Tout comme on voit aujourd’hui une continuité dans l’évolution des formes d’intelligence animale, on constate qu’il y a des cultures différentes et donc des modes de transmission des comportements plus ou moins évolués selon les espèces.
Étienne Danchin ne récuse pas, bien au contraire, l’idée que cette évolution s’accompagne de formes de conscience réflective chez les animaux, dont le stade le plus avancé a été atteint un jour alors que l’un d’eux s’est rendu compte qu’il pensait.
Les cas de « conscience » ou de pensée réflexive sont nombreux à son avis. Des expériences contrôlées ont démontré, par exemple, comment des geais cachent leurs graines différemment s’ils se sentent épiés par d’autres compères. Se sachant voleurs, ils savent que les autres le sont aussi et, par réflexion sur leur propre comportement, ils vont circonscrire ce comportement qu’ils savent culturel !

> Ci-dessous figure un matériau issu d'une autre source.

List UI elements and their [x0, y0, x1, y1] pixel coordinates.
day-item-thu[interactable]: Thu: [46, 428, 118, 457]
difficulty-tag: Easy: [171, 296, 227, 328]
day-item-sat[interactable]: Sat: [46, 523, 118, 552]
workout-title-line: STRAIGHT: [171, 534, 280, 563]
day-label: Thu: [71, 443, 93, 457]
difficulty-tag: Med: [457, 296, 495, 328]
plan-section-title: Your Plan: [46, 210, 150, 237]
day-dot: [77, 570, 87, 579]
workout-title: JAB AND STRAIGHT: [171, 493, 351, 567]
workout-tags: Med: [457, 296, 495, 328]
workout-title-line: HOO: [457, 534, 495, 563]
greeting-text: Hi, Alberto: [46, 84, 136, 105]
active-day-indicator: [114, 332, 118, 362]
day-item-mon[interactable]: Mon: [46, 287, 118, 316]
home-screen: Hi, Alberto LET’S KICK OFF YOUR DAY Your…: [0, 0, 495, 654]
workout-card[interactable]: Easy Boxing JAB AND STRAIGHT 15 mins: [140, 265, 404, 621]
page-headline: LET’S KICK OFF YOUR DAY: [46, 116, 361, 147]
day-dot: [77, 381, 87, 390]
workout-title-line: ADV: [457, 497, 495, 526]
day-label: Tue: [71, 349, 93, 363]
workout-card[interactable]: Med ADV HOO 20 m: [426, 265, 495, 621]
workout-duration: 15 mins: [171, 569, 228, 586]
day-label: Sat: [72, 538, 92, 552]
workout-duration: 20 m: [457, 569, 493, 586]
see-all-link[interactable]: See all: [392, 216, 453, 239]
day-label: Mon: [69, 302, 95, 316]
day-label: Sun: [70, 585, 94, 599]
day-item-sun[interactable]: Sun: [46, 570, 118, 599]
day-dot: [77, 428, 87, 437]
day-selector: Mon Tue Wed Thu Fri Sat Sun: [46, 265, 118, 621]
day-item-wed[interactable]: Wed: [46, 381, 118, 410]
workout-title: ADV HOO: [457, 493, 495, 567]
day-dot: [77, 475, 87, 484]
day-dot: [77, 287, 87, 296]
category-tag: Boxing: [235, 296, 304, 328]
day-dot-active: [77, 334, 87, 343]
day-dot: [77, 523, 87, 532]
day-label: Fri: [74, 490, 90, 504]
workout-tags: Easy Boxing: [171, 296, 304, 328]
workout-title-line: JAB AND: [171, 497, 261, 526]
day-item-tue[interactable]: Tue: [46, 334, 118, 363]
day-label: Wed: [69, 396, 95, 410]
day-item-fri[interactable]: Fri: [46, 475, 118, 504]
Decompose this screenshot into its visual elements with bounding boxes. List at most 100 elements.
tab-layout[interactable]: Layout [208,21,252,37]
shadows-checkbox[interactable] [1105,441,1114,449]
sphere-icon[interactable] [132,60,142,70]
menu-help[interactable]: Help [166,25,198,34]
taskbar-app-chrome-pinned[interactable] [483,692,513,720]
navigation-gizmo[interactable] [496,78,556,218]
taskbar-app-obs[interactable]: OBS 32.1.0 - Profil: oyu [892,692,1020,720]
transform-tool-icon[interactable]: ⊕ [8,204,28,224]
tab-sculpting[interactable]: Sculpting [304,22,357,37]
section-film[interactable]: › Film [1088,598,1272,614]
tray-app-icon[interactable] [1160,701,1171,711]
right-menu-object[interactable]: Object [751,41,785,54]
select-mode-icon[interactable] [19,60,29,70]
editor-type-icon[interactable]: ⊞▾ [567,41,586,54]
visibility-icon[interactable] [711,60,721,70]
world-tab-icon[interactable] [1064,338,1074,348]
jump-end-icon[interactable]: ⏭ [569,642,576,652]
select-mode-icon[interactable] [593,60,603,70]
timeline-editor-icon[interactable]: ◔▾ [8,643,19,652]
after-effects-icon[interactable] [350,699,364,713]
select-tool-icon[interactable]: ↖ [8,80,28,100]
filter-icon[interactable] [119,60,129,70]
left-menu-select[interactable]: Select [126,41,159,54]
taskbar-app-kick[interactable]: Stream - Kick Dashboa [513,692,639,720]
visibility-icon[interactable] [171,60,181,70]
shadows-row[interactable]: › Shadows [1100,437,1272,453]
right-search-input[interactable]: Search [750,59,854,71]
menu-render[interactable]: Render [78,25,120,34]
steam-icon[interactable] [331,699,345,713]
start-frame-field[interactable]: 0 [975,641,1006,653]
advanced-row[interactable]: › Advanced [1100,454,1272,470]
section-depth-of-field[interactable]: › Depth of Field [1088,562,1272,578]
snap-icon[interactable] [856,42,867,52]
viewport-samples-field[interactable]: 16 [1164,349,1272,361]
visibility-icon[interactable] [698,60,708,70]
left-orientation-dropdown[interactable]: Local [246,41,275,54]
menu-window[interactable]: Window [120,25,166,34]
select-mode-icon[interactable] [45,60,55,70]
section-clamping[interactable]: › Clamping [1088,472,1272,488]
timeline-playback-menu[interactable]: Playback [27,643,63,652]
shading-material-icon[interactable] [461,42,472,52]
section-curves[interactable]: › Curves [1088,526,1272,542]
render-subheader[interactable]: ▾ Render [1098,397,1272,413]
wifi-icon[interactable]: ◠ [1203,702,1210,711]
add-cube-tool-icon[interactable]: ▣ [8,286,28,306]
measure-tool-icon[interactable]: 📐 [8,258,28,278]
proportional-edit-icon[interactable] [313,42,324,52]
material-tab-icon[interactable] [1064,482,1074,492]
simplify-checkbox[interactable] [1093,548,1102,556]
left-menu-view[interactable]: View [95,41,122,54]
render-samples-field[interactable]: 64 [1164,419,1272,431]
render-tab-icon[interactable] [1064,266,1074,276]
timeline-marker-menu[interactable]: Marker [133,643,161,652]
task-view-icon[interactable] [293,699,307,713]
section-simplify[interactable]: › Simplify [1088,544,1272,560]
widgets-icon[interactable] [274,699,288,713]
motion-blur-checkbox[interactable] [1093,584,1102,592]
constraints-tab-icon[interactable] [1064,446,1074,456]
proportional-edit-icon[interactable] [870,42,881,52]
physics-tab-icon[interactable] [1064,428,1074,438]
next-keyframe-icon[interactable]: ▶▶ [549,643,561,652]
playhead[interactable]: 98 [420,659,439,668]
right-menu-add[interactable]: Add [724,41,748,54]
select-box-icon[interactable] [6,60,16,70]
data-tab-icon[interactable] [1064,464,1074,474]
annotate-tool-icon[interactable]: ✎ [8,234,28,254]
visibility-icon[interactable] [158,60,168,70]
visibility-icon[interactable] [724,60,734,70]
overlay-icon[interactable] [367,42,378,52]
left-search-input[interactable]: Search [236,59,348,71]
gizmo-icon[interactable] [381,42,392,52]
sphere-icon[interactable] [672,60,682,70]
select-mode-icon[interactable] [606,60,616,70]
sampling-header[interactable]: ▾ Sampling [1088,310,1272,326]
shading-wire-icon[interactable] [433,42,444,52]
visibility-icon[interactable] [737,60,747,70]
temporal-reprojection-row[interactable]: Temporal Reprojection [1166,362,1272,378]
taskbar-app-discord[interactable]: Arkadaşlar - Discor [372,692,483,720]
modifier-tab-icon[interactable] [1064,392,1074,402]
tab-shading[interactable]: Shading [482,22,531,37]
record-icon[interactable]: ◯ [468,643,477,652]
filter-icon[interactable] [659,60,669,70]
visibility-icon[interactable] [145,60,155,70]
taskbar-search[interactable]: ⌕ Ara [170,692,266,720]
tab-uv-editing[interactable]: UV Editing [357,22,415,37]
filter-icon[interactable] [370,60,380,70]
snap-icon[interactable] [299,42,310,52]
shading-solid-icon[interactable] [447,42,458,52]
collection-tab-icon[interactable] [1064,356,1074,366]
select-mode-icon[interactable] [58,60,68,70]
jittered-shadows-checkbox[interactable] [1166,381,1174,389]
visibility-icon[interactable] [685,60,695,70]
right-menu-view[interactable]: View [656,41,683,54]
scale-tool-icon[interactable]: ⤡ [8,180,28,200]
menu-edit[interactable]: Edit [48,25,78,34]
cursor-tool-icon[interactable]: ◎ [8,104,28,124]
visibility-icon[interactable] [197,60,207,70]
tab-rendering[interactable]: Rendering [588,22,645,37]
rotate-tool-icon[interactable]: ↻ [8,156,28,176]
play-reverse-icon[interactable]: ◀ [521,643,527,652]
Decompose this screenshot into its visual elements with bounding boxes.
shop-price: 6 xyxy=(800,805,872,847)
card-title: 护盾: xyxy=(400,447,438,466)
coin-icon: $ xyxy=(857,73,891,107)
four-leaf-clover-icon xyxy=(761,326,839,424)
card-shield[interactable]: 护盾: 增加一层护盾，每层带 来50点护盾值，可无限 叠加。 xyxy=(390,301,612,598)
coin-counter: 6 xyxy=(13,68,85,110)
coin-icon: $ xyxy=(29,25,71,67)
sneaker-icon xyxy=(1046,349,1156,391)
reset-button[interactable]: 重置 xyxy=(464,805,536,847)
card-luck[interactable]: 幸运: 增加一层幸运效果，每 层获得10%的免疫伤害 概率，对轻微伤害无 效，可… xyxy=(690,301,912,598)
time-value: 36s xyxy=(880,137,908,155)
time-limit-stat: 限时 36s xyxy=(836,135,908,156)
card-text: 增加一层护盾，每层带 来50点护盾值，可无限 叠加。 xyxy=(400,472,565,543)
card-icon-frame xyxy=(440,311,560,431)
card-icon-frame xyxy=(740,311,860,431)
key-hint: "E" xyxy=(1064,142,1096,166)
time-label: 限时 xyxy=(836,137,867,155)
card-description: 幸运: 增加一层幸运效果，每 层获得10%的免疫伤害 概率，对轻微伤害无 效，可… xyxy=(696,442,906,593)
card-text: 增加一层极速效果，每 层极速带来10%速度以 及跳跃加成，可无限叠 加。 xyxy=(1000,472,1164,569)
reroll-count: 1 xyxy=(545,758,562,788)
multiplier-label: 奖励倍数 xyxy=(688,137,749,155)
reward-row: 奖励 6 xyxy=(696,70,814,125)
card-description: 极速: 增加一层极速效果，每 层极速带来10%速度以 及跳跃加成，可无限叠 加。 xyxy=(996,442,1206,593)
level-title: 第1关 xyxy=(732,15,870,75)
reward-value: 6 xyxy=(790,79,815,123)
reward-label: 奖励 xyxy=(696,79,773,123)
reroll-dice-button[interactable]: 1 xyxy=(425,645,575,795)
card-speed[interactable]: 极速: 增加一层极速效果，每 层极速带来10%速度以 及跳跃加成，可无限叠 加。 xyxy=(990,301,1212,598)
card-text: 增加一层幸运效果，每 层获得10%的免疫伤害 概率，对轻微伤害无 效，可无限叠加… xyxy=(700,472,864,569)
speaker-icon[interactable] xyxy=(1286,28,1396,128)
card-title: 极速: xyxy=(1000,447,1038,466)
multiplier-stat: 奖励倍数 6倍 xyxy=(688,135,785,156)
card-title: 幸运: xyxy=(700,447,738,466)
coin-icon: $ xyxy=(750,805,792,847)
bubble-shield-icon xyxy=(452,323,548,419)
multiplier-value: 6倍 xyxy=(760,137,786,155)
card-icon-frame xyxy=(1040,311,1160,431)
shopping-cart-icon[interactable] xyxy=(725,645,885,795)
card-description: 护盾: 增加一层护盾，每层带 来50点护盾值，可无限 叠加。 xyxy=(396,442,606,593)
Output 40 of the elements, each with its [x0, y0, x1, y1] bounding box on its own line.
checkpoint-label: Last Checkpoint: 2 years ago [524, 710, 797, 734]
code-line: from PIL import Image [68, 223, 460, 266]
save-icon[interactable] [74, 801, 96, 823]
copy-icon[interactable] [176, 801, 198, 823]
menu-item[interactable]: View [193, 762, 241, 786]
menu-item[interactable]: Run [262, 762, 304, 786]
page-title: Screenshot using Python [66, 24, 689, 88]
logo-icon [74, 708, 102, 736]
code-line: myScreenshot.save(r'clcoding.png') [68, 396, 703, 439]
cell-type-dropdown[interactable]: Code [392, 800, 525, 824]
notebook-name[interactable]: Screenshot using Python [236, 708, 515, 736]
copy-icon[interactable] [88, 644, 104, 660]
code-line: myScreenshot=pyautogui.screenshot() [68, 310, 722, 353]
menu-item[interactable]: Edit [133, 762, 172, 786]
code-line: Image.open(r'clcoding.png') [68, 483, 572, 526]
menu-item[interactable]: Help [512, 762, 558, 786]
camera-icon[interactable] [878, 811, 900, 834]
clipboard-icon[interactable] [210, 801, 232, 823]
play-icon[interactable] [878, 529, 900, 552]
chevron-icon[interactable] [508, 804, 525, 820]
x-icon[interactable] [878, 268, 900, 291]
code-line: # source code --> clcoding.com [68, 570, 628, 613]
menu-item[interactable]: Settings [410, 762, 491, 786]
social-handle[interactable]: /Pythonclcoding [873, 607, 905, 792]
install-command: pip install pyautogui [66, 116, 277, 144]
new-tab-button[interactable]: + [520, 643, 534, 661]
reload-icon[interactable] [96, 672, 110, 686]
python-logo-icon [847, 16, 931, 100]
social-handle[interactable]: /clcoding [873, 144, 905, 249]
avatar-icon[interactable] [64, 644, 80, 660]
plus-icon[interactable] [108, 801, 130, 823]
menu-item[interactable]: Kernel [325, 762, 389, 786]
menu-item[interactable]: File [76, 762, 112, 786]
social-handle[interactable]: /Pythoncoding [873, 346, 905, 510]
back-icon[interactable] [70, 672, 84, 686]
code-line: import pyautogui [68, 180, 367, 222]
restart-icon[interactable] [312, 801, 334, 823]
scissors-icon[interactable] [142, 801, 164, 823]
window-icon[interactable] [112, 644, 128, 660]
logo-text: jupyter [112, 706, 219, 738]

Un autre exemple est fourni par la conscience que certains animaux peuvent avoir de leur propre mort, convient-il, et de l’angoisse de ce qui va se produire après. Les éléphants, qui la sentent venir et qui en ont une représentation intérieure, vont se retirer pour aller mourir dans ce qu’on appelle les cimetières d’éléphants. Autre exemple : Sara, une jeune chimpanzée qui avait appris le langage des sourds-muets dans les années 70, expliquait en langage humain qu’un compagnon décédé lui manquait, ce qui dénote, selon Étienne Danchin, une conscience du vide et de son angoisse. À la limite, dit-il, cette expression d’angoisse se résorbera chez les humains par la construction des grands mythes, voire les religions.
Mais beaucoup d’humains, dit-il, résistent encore farouchement à l’idée qu’ils se situent dans un continuum évolutif avec le monde animal. Ils ont tout juste accepté l’idée de l’évolution biologique proposée par Darwin mais ils résistent à l’idée que l’intelligence et la conscience aient pu se développer progressivement et existent à des niveaux divers dans le règne animal, et qu’ils s’y développent par transmission culturelle.
Étienne Danchin récuse toutefois l’utilisation que font de ces faits scientifiques les animalistes, qui en déduisent que les animaux, s’ils ont intelligence et culture, ont des droits comme les humains. Les humains, eux, ont atteint un niveau d’intelligence et de conscience qui leur confère la responsabilité de respecter les autres maillons du vivant, dit-il, ce par quoi ils expriment leur humanité. Mais à voir de près ce qu’ils font de leur planète, ajoute-t-il, on se prend à douter parfois que leur niveau d’intelligence se situe au sommet de l’échelle de l’évolution.